Vienna/Berlin, 29 May 2018 – They survived torture and detention in Syria and fled to Europe, where they now hope to obtain justice. Austrian authorities should follow the example set in Germany, Sweden and France and initiate investigations into systematic torture under Syrian president Bashar al-Assad. To help achieve this goal, on 28 May 2018, 16 Syrian women and men filed a criminal complaint with the prosecutor in Vienna. The complaint against 24 senior officials in the Assad government is the first of its kind in Austria and follows four similar complaints under consideration by the Office of the Federal Public Prosecutor in Germany.

“I’m one of many women who have experienced suffering as a result of torture in Syria. It continues until this day,” says Hanada Al Refai, an activist who was held in a subterranean cell in the Harasta Branch of the Air Force Intelligence in Damascus for seven months and was severely tortured during this time. „My participation in this criminal complaint is a desire to achieve justice.” Ahmad Khalil was arrested by the Military Intelligence because he participated in peaceful protests against Assad and held in branch 215 in Damascus for three months. After being released, he identified more than 50 corpses in the “Caesar” photos. „As a survivor and a witness I see it as my duty to contribute to hold those who are responsible for the system of torture in Syria accountable.”

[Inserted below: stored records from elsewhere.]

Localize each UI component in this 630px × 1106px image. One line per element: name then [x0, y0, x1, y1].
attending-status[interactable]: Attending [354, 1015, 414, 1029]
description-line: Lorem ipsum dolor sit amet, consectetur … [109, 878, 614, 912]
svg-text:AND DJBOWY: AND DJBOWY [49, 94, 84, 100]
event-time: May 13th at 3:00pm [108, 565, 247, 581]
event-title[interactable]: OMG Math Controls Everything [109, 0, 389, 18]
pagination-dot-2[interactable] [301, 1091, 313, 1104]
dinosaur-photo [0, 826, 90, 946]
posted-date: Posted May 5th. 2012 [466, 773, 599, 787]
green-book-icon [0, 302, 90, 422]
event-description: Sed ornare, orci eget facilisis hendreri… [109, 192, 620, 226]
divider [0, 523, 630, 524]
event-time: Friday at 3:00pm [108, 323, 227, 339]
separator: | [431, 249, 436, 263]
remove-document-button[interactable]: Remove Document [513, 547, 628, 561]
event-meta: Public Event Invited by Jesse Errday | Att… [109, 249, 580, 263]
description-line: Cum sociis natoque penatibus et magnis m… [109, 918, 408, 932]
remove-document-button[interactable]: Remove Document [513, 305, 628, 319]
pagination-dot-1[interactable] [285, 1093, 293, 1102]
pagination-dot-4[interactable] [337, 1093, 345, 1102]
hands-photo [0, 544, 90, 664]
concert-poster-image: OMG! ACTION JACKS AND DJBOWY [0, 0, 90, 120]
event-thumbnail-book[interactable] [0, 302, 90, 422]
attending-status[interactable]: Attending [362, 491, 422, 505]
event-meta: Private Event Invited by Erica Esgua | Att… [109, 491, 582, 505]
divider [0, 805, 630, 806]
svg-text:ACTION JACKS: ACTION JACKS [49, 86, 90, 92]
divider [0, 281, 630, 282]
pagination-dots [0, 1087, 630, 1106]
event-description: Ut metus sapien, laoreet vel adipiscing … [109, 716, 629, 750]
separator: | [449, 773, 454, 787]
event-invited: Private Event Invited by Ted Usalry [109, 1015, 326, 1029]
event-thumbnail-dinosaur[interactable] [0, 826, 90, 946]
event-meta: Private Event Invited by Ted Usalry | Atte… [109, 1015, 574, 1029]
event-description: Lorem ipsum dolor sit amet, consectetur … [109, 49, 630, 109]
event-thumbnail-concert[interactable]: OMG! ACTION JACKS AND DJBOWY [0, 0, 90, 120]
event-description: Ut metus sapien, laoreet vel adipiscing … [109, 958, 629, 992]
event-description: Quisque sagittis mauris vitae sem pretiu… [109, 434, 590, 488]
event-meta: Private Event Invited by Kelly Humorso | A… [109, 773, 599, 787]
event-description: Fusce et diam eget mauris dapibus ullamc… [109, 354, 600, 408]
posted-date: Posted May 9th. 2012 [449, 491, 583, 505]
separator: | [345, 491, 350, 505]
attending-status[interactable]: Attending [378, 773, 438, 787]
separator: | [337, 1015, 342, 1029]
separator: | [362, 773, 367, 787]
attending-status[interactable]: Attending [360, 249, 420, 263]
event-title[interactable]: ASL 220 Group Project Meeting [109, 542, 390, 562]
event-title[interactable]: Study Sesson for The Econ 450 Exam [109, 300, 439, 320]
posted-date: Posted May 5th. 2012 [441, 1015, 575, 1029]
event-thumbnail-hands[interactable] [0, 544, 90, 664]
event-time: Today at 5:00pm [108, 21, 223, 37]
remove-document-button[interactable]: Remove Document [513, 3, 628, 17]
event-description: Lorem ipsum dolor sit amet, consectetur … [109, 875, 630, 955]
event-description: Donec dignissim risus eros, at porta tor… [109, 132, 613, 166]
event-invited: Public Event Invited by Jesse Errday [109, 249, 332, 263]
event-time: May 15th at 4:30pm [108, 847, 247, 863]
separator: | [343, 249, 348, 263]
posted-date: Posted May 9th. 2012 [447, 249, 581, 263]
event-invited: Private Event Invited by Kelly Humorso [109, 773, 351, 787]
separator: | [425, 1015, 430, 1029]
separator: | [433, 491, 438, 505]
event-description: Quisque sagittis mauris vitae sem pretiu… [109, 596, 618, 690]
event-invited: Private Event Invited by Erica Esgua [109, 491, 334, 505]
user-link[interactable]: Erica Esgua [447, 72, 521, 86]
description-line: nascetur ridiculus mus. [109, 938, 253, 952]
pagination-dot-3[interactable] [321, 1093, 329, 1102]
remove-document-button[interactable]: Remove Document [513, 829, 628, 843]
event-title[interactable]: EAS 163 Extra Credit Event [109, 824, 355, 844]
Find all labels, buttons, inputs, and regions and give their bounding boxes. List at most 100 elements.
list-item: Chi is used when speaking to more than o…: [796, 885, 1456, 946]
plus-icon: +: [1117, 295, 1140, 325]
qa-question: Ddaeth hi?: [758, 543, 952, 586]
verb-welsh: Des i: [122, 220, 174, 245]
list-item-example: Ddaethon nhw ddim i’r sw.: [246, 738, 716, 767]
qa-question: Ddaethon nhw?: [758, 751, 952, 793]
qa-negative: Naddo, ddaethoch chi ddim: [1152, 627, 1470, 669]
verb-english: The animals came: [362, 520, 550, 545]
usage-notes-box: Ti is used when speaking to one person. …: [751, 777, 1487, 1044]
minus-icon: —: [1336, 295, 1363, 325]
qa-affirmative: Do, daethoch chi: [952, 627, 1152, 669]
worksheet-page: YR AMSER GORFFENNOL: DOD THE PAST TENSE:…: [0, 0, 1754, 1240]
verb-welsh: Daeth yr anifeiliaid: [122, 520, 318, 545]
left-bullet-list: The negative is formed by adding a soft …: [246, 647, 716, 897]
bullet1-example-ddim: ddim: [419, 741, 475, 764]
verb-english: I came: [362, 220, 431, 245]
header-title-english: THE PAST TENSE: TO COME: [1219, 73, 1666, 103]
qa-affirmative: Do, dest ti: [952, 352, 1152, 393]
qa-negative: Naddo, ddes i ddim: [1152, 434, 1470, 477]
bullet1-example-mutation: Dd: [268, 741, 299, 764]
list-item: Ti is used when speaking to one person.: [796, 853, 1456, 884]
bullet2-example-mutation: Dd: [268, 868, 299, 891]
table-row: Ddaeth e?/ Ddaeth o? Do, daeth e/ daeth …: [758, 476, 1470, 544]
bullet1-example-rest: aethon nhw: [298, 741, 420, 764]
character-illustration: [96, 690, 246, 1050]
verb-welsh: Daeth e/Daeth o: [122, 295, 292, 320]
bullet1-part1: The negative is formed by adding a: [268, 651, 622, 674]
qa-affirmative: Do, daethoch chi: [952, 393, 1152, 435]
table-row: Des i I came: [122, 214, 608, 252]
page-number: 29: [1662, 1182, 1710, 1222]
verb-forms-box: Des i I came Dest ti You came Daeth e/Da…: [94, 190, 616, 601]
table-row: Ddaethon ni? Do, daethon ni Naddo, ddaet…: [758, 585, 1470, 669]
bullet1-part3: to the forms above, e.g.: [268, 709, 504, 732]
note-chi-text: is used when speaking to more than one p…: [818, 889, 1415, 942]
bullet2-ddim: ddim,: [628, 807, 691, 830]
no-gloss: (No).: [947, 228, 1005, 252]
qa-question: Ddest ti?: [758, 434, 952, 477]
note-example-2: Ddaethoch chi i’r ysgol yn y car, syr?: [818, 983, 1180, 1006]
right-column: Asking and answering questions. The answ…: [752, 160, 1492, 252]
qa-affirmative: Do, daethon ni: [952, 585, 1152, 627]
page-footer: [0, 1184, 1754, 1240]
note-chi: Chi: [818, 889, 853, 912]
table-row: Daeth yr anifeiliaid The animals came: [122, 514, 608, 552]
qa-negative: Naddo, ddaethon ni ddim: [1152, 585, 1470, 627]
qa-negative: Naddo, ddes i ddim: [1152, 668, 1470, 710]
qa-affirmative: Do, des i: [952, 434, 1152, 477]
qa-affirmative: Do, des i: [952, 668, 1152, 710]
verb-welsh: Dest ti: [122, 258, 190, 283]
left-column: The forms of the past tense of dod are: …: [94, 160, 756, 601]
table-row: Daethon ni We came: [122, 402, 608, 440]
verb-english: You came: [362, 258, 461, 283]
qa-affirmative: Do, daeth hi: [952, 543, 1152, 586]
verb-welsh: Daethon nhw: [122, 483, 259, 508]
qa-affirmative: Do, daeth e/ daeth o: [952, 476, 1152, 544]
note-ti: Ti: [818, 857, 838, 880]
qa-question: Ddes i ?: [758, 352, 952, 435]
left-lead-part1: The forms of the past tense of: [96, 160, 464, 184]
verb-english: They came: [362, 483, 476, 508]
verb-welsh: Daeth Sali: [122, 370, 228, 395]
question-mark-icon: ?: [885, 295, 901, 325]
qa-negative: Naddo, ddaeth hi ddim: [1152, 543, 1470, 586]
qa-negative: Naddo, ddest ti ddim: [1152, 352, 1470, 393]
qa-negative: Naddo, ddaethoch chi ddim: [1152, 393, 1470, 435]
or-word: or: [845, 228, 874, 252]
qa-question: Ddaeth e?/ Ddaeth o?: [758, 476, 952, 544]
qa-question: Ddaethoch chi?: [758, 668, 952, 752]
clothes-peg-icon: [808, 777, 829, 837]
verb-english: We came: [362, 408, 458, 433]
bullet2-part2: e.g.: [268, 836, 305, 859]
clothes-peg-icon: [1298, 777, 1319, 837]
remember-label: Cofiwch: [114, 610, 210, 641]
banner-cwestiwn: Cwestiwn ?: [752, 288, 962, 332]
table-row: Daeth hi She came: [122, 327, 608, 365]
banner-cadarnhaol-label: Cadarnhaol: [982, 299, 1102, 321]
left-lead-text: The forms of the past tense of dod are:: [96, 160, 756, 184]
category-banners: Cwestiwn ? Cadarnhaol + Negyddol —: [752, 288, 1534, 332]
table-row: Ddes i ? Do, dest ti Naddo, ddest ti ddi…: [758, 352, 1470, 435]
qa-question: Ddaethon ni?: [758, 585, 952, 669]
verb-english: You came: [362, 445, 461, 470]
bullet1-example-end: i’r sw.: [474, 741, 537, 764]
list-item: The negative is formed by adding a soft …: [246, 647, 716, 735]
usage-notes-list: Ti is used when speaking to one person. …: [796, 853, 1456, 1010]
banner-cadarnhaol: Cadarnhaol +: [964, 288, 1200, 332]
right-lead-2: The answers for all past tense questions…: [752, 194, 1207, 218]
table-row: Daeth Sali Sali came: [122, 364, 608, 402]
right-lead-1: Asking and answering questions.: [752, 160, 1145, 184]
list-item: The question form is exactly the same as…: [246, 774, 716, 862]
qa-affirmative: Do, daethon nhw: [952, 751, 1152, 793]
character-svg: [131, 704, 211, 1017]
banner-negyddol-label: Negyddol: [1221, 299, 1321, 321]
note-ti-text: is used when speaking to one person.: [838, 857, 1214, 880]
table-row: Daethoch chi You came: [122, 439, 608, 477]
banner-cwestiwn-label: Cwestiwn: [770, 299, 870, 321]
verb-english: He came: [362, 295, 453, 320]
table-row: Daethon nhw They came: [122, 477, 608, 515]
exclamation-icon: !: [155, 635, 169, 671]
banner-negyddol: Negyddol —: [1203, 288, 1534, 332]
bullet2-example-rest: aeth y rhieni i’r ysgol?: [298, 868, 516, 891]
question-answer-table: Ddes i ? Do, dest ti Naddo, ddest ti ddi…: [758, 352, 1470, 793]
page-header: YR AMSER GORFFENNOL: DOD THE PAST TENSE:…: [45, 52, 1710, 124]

This group of torture survivors – which include an Austrian citizen and several people who were detained while still minors, and who have lived in Austria and Germany for some time – are filing the complaint together with the Syrian lawyer Anwar al-Bunni (Syrian Center for Legal Research and Studies, SCLSR) and Mazen Darwish (Syrian Center for Media and Freedom of Expression, SCM) as well as the Center for the Enforcement of Human Rights International (CEHRI) in Vienna and the European Center for Constitutional and Human Rights (ECCHR) in Berlin. The lawyers worked closely with the Syrian survivors to compile the complaint.

The allegations include torture as a crime against humanity and as a war crime committed by military intelligence, air force intelligence and general intelligence. The torture and other crimes described in the complaint – including murder, extermination, serious bodily harm and deprivation of liberty – were committed between February 2011 and January 2017 in 13 detention centers in Damascus, Daraa, Hama and Aleppo.